La Brexit, sancita da un voto di massa per i Tory di Boris Johnson, sarà la grande svolta geopolitica dell’Europa, obtorto collo, e dello stesso Regno Unito.

La scelta di tenere il referendum, presa dal premier Cameron nel giugno 2016, già mostrava, in effetti, cosa sarebbe successo.

Cameron pensava che il referendum avrebbe tacitato, con una sonora sconfitta, l’ala brexit dei Tories, ma ciò, come è noto, non è accaduto. Il premier Tory britannico, infatti, non aveva raggiunto i suoi obiettivi con le trattative a Bruxelles di quello stesso anno. Certo, David Cameron pensava, come abbiamo detto, di dare un contentino alla minoranza dei Tories favorevole alla Brexit, ma il diavolo fa le pentole ma non i coperchi.

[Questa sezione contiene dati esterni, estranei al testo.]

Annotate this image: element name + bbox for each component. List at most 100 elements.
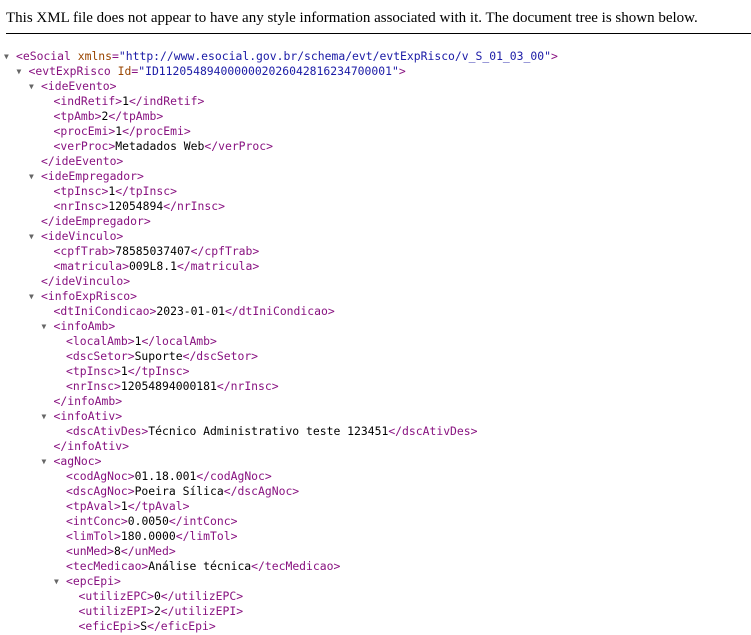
xml-text-content: 2023-01-01 xyxy=(156,304,225,318)
xml-text-content: Técnico Administrativo teste 123451 xyxy=(148,424,389,438)
collapse-triangle-icon[interactable]: ▼ xyxy=(4,49,12,64)
xml-text-content: Poeira Sílica xyxy=(134,484,224,498)
xml-close-tag: </eficEpi> xyxy=(147,619,216,633)
xml-close-tag: </dscAgNoc> xyxy=(223,484,300,498)
xml-open-tag: <tpInsc> xyxy=(53,184,109,198)
xml-tree-line: ▼ <epcEpi> xyxy=(54,574,121,589)
xml-open-tag: <limTol> xyxy=(66,529,121,543)
xml-open-tag: </ideVinculo> xyxy=(41,274,131,288)
xml-open-tag: <nrInsc> xyxy=(66,379,121,393)
xml-tree-line: <nrInsc>12054894000181</nrInsc> xyxy=(66,379,279,394)
xml-tree-line: <procEmi>1</procEmi> xyxy=(54,124,191,139)
collapse-triangle-icon[interactable]: ▼ xyxy=(17,64,25,79)
xml-text-content: 1 xyxy=(120,499,128,513)
collapse-triangle-icon[interactable]: ▼ xyxy=(29,79,37,94)
xml-close-tag: </tpAmb> xyxy=(108,109,164,123)
xml-text-content: 009L8.1 xyxy=(128,259,177,273)
xml-tree-line: ▼ <evtExpRisco Id="ID11205489400000020260… xyxy=(17,64,406,79)
xml-open-tag: <indRetif> xyxy=(53,94,123,108)
xml-tree-line: <verProc>Metadados Web</verProc> xyxy=(54,139,273,154)
xml-open-tag: <agNoc> xyxy=(53,454,102,468)
collapse-triangle-icon[interactable]: ▼ xyxy=(29,289,37,304)
xml-close-tag: </intConc> xyxy=(168,514,238,528)
xml-close-tag: > xyxy=(550,49,558,63)
xml-close-tag: </nrInsc> xyxy=(216,379,279,393)
xml-tree-line: </infoAmb> xyxy=(54,394,123,409)
xml-text-content: Análise técnica xyxy=(148,559,252,573)
xml-tree-line: ▼ <ideVinculo> xyxy=(29,229,123,244)
collapse-triangle-icon[interactable]: ▼ xyxy=(29,229,37,244)
xml-tree-line: </infoAtiv> xyxy=(54,439,129,454)
xml-open-tag: <ideEmpregador> xyxy=(41,169,144,183)
xml-text-content: Metadados Web xyxy=(115,139,205,153)
collapse-triangle-icon[interactable]: ▼ xyxy=(42,454,50,469)
header-divider xyxy=(6,33,751,34)
xml-close-tag: </nrInsc> xyxy=(163,199,225,213)
xml-close-tag: </cpfTrab> xyxy=(190,244,260,258)
xml-open-tag: <verProc> xyxy=(53,139,116,153)
xml-open-tag: <utilizEPC> xyxy=(78,589,154,603)
collapse-triangle-icon[interactable]: ▼ xyxy=(54,574,62,589)
xml-open-tag: <cpfTrab> xyxy=(53,244,116,258)
xml-text-content: 1 xyxy=(120,364,128,378)
xml-tree-line: <cpfTrab>78585037407</cpfTrab> xyxy=(54,244,260,259)
xml-close-tag: </tecMedicao> xyxy=(251,559,341,573)
xml-open-tag: <dtIniCondicao> xyxy=(53,304,157,318)
xml-attribute-equals: = xyxy=(112,49,119,63)
xml-close-tag: </utilizEPC> xyxy=(160,589,244,603)
xml-tree-line: ▼ <ideEmpregador> xyxy=(29,169,144,184)
xml-tree-line: <eficEpi>S</eficEpi> xyxy=(79,619,216,634)
xml-tree-line: <dtIniCondicao>2023-01-01</dtIniCondicao… xyxy=(54,304,335,319)
collapse-triangle-icon[interactable]: ▼ xyxy=(42,409,50,424)
xml-text-content: 12054894000181 xyxy=(120,379,217,393)
xml-open-tag: <epcEpi> xyxy=(66,574,121,588)
xml-close-tag: </verProc> xyxy=(204,139,273,153)
xml-tree-line: <dscSetor>Suporte</dscSetor> xyxy=(66,349,258,364)
xml-close-tag: </dtIniCondicao> xyxy=(224,304,335,318)
xml-tree-line: <tpInsc>1</tpInsc> xyxy=(54,184,177,199)
xml-text-content: 2 xyxy=(153,604,161,618)
xml-tree-line: ▼ <agNoc> xyxy=(42,454,102,469)
xml-open-tag: <infoExpRisco> xyxy=(41,289,138,303)
xml-tree-line: <limTol>180.0000</limTol> xyxy=(66,529,237,544)
xml-open-tag: <nrInsc> xyxy=(53,199,109,213)
xml-open-tag: <codAgNoc> xyxy=(66,469,135,483)
xml-text-content: 01.18.001 xyxy=(134,469,197,483)
xml-text-content: 8 xyxy=(114,544,121,558)
xml-close-tag: </procEmi> xyxy=(122,124,191,138)
xml-tree-line: ▼ <infoExpRisco> xyxy=(29,289,138,304)
xml-attribute-value: "ID1120548940000002026042816234700001" xyxy=(138,64,399,78)
xml-open-tag: <tecMedicao> xyxy=(66,559,149,573)
xml-tree-line: </ideEvento> xyxy=(41,154,123,169)
xml-open-tag: <eficEpi> xyxy=(78,619,141,633)
xml-open-tag: <matricula> xyxy=(53,259,129,273)
collapse-triangle-icon[interactable]: ▼ xyxy=(42,319,50,334)
xml-open-tag: <dscSetor> xyxy=(66,349,135,363)
xml-close-tag: </indRetif> xyxy=(128,94,205,108)
xml-open-tag: <utilizEPI> xyxy=(78,604,154,618)
xml-tree-line: <codAgNoc>01.18.001</codAgNoc> xyxy=(66,469,272,484)
xml-close-tag: </utilizEPI> xyxy=(160,604,244,618)
xml-open-tag: <dscAtivDes> xyxy=(66,424,149,438)
xml-text-content: 0 xyxy=(153,589,161,603)
xml-close-tag: </codAgNoc> xyxy=(196,469,272,483)
xml-close-tag: </matricula> xyxy=(176,259,260,273)
xml-text-content: Suporte xyxy=(134,349,183,363)
xml-open-tag: </infoAtiv> xyxy=(53,439,129,453)
xml-tree-line: <utilizEPI>2</utilizEPI> xyxy=(79,604,244,619)
xml-tree-line: ▼ <eSocial xmlns="http://www.esocial.gov.… xyxy=(4,49,558,64)
xml-tree-line: <tpAmb>2</tpAmb> xyxy=(54,109,164,124)
xml-tree-line: <tpInsc>1</tpInsc> xyxy=(66,364,189,379)
xml-tree-line: <matricula>009L8.1</matricula> xyxy=(54,259,260,274)
xml-open-tag: <tpAmb> xyxy=(53,109,102,123)
collapse-triangle-icon[interactable]: ▼ xyxy=(29,169,37,184)
xml-close-tag: </limTol> xyxy=(175,529,238,543)
xml-tree-line: <unMed>8</unMed> xyxy=(66,544,176,559)
xml-close-tag: > xyxy=(398,64,406,78)
xml-attribute-name: Id xyxy=(117,64,132,78)
xml-tree-line: <intConc>0.0050</intConc> xyxy=(66,514,237,529)
xml-tree-line: <dscAtivDes>Técnico Administrativo teste… xyxy=(66,424,477,439)
xml-close-tag: </unMed> xyxy=(120,544,176,558)
xml-open-tag: <unMed> xyxy=(66,544,115,558)
xml-open-tag: <ideEvento> xyxy=(41,79,117,93)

Mettiamo da parte le tradizionali spiegazioni sui motivi della rottura tra Regno Unito e Ue: non si tratta di mantenere il dominio della vecchia Anglia sui territori britannici dell’isola, come la Scozia, la Cornovaglia o il Galles.

Ipotesi spesso ripetuta da raffinati geopolitici da salotto, ma che si scontra con il dato del Galles, dove i voti per abbandonare la Ue sono il 52,5%, mentre in Irlanda del Nord, ma soprattutto in Scozia, il leave raggiunge solo, rispettivamente, il 44,2% e il 38%.
Casomai, il filo-europeismo delle periferie isolane dimostra che non si può usare la Brexit per “tenere” Scozia e Irlanda, non il contrario.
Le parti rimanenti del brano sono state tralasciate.